Metropolis

LIRA Kutuk RSU Pirngadi Medan, Ambil Bayi Meninggal Bayar Rp 1,5 Juta

DR Berita
Foto: Istimewa

FR. Nasution dan kedua orang tua bayi yang meninggal.

DRberita.com | Ketua LSM Lumbung Informasi Rakyat (LIRA) FR. Nasution mengutuk keras manejemen Rumah Sakit Umum (RSU) dr. Pirngadi Medan, yang tega meminta uang Rp 1,5 juta untuk pengambilan mayat bayi yang baru meninggal.


"Lira mengecam sikap manejemen RSU Pirngadi Medan, mereka tidak manusiawi terhadap pasangan suami istri Rizal Nasution dan Lina Marlini, yang berduka. Anak mereka yang baru lahir dan meninggal, pas mau mengambil mayatnya dimintai uang Rp 1,5 juta. Alasannya reaktif Covid-19, kan kurang ajar ini namanya," ucap FR. Nasution kepada wartawan, Senin 14 September 2020.



Menurut Nasution, warga Jalan S.M Raja, Gang P. Harapan No. 38, Kelurahan Sidorejo, Kecamatan Medan Kota, melapor ke lembaganya untuk meminta swaka masalah yang mereka hadapi dengan pihak RSU Pirngadi Medan, atas bayi mereka yang meninggal.


Baca Juga :PMII Akan Demo Saksi Cekal KPK ke KAD Sumut


"Suaminya Rizal Nasution meminta LSM Lira membantu masalah mereka, setelah kita investigasi, ternyata memang ada yang tidak beres. Istrinya Lina Marlina melahirkan di Rumah Sakit Pirngadi Medan, anaknya meninggal baru lahir dibungkus cara protokol covid-19 yang masih mengenakan popok atau pampers serta jarum infus yang melekat pada pergelangan tangan kanannya," kata Nasution.


Diketahui, Lina Marlini operasi melahirkan di RSU Pirngadi Medan, pada Kamis 27 Agustus 2020, sekira pukul 09:00 Wib. Kata dokter, sesuai pengakuan Lina Marlina, bayinya harus menjalani perawatan medis di Lantai 4, karena terlalu lama penanganan sehingga banyak terminum air ketuban dan meninggal.



Sekira pukul 20:30 Wib, sesuai dengan surat keterangan yang dikeluarkan dari dokter RSU Pirngadi Medan, Dokter Forensik, Dr. Dessy Purba, dinyatakan bayi Lina Marlina meningal reaktif Covid-19 dan sudah ditangani sesuai protokol.

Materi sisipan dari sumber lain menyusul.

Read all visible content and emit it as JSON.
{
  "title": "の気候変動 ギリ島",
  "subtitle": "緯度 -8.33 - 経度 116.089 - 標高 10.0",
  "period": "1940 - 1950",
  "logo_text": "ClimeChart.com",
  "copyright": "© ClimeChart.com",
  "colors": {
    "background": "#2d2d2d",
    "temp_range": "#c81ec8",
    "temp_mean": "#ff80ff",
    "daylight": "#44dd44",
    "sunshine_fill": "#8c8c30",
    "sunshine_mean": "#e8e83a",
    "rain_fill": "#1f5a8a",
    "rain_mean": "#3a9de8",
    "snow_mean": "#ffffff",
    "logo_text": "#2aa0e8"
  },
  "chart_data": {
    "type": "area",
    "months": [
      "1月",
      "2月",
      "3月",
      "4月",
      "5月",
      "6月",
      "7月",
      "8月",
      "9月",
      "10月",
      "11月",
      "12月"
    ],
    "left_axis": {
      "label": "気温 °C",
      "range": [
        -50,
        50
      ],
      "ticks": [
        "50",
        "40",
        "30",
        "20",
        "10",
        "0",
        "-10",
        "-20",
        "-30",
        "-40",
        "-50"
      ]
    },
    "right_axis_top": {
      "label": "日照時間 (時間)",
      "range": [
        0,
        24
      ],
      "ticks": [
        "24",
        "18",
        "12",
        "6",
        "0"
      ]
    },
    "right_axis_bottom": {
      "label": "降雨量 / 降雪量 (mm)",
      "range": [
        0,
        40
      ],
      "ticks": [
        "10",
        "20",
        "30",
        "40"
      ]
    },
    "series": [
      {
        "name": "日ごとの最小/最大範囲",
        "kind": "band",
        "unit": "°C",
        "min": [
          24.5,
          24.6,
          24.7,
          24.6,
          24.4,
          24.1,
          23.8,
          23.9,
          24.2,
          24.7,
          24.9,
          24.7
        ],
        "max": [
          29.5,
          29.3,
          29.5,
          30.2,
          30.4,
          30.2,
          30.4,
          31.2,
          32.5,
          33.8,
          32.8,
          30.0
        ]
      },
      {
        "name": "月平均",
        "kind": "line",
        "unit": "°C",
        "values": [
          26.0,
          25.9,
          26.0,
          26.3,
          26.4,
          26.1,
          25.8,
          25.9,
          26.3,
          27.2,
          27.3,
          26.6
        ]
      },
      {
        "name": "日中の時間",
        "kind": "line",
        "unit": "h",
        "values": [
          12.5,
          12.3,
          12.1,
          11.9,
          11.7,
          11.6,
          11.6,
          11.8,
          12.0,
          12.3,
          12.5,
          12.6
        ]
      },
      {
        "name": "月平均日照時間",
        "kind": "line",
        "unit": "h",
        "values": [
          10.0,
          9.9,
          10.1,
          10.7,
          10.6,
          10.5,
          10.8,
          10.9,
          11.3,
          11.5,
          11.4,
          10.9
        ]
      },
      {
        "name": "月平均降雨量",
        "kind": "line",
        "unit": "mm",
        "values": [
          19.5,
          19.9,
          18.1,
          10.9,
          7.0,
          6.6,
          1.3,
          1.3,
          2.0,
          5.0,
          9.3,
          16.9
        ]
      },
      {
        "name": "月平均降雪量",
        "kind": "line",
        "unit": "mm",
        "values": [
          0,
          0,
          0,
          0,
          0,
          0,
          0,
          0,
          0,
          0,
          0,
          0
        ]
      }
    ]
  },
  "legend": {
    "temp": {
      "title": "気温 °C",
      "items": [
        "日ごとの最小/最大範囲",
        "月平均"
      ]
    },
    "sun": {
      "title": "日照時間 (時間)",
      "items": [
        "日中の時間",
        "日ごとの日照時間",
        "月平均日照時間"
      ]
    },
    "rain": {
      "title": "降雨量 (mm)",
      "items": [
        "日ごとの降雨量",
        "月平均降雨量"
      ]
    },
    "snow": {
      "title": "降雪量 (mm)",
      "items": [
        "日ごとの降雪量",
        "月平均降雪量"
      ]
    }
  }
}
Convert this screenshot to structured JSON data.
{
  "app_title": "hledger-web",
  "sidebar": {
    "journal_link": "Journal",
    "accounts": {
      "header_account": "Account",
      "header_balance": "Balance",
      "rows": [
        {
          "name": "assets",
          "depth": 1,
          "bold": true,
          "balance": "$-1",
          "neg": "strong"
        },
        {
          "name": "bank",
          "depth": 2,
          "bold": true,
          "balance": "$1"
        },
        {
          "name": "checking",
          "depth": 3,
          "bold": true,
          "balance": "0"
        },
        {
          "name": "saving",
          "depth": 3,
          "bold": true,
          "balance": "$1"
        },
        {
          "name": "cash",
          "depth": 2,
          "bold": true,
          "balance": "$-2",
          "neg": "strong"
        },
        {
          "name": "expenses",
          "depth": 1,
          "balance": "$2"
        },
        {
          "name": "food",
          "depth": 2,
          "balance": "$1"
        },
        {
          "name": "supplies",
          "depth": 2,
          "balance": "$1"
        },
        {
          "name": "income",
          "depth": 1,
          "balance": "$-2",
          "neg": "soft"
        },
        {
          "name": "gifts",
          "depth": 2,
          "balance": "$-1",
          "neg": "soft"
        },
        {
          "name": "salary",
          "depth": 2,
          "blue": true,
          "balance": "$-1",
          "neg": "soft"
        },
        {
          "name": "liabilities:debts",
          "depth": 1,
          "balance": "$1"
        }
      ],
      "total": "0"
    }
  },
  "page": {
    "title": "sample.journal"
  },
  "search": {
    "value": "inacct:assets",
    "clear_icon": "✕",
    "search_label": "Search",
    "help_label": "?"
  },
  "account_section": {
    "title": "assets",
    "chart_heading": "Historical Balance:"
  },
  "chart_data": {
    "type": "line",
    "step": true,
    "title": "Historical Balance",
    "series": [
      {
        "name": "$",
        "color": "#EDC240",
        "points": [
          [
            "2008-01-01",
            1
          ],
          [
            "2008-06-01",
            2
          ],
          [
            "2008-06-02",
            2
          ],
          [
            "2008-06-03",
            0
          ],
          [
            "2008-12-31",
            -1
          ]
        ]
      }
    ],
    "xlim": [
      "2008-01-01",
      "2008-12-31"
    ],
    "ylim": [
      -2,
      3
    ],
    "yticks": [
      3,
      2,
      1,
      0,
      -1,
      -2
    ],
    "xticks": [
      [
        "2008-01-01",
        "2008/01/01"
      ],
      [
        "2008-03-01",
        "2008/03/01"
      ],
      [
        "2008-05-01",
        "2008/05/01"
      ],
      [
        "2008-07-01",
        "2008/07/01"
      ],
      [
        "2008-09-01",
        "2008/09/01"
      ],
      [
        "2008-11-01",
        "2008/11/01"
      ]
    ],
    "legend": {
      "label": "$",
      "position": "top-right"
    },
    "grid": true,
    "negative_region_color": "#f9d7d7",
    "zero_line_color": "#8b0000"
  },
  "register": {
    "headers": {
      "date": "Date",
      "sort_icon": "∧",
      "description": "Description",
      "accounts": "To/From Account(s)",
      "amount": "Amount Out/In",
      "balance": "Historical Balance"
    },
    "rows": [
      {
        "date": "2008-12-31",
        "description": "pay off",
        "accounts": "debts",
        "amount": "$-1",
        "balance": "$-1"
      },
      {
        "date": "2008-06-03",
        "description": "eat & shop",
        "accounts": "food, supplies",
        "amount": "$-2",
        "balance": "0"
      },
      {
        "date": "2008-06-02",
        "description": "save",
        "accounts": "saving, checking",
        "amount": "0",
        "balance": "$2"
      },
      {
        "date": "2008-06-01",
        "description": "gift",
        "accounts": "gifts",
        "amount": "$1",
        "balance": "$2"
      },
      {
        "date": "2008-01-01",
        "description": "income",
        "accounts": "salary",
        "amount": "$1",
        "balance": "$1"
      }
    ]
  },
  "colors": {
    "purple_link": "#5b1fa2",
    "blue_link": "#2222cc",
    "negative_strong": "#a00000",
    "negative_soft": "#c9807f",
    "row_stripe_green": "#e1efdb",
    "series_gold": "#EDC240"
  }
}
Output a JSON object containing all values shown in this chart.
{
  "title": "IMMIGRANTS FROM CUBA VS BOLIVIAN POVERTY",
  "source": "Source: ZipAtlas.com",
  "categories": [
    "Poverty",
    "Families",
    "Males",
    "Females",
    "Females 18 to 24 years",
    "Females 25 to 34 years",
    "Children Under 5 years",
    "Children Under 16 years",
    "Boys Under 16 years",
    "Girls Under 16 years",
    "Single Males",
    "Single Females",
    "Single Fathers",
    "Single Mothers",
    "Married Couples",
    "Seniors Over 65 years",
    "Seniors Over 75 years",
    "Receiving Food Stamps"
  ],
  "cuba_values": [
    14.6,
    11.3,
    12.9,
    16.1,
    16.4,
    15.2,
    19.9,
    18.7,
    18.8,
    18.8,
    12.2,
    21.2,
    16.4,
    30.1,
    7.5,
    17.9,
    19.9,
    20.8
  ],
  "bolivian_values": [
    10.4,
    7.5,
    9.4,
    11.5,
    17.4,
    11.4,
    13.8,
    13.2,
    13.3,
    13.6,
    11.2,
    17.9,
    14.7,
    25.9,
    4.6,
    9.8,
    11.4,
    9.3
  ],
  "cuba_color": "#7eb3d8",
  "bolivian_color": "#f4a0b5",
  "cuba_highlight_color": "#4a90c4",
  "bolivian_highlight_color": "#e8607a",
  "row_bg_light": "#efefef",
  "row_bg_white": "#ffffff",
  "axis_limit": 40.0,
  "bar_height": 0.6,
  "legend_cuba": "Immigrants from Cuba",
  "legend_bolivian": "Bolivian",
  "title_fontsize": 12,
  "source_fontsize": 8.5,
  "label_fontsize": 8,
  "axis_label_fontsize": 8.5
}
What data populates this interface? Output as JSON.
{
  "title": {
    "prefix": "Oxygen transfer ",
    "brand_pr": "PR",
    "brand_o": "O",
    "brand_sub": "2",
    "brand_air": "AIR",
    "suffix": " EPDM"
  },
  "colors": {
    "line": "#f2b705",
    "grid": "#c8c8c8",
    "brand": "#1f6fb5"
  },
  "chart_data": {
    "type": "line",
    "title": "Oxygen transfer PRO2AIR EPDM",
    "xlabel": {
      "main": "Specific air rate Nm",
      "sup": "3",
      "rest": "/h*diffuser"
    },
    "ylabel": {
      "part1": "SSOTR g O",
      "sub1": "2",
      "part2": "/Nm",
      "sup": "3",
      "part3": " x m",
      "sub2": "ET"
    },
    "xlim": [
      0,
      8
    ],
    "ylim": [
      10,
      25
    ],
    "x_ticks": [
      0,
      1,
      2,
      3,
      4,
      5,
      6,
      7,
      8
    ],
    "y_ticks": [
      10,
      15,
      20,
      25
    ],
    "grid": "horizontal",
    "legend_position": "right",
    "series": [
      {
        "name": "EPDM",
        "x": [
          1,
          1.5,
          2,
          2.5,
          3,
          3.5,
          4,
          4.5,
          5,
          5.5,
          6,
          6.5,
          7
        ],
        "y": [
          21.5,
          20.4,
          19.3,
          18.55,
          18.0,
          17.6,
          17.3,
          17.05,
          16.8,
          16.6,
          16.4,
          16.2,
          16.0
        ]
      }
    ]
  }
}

Mayat bayi pun diserahkan pihak RS Pirngadi kepada orang tuanya untuk dimakamkan. Namun pihak keluarga membuka bungkusan peti mati dan melihat mayat bayi dalam kondisi terbungkus. Rizal Nasution dan Lina Marlini, serta keluarga mendapati kondisi mayat bayi masih mengenakan popok atau pampers serta jarum infus melekat pada pergelangan tangan kanannya terlakban.


Baca Juga :Terungkap, Lembaga Pelaksana Bimtek Dana Desa Pemkab Paluta Fiktif


"Mayat bisa dibawa pulang keluarga karena bayar Rp 1,5 juta dan menekan surat dari pihak rumah sakit. Inikan sudah modus pemerasan, alasanya covid-19. Apa demikian kebijakan manejemen RSU Purngadi Medan," tegas FR. Nasution.



FR berharap pihak penegak hukum mengusut dugaan kejahatan manusia dan pemerasan yang terjadi di RSU dr. Pirngadi Medan. "Kita negara hukum, makanya kita minta penegak hukum mengusut manejemen RSU Pirngadi Medan," tandas FR. Nasution.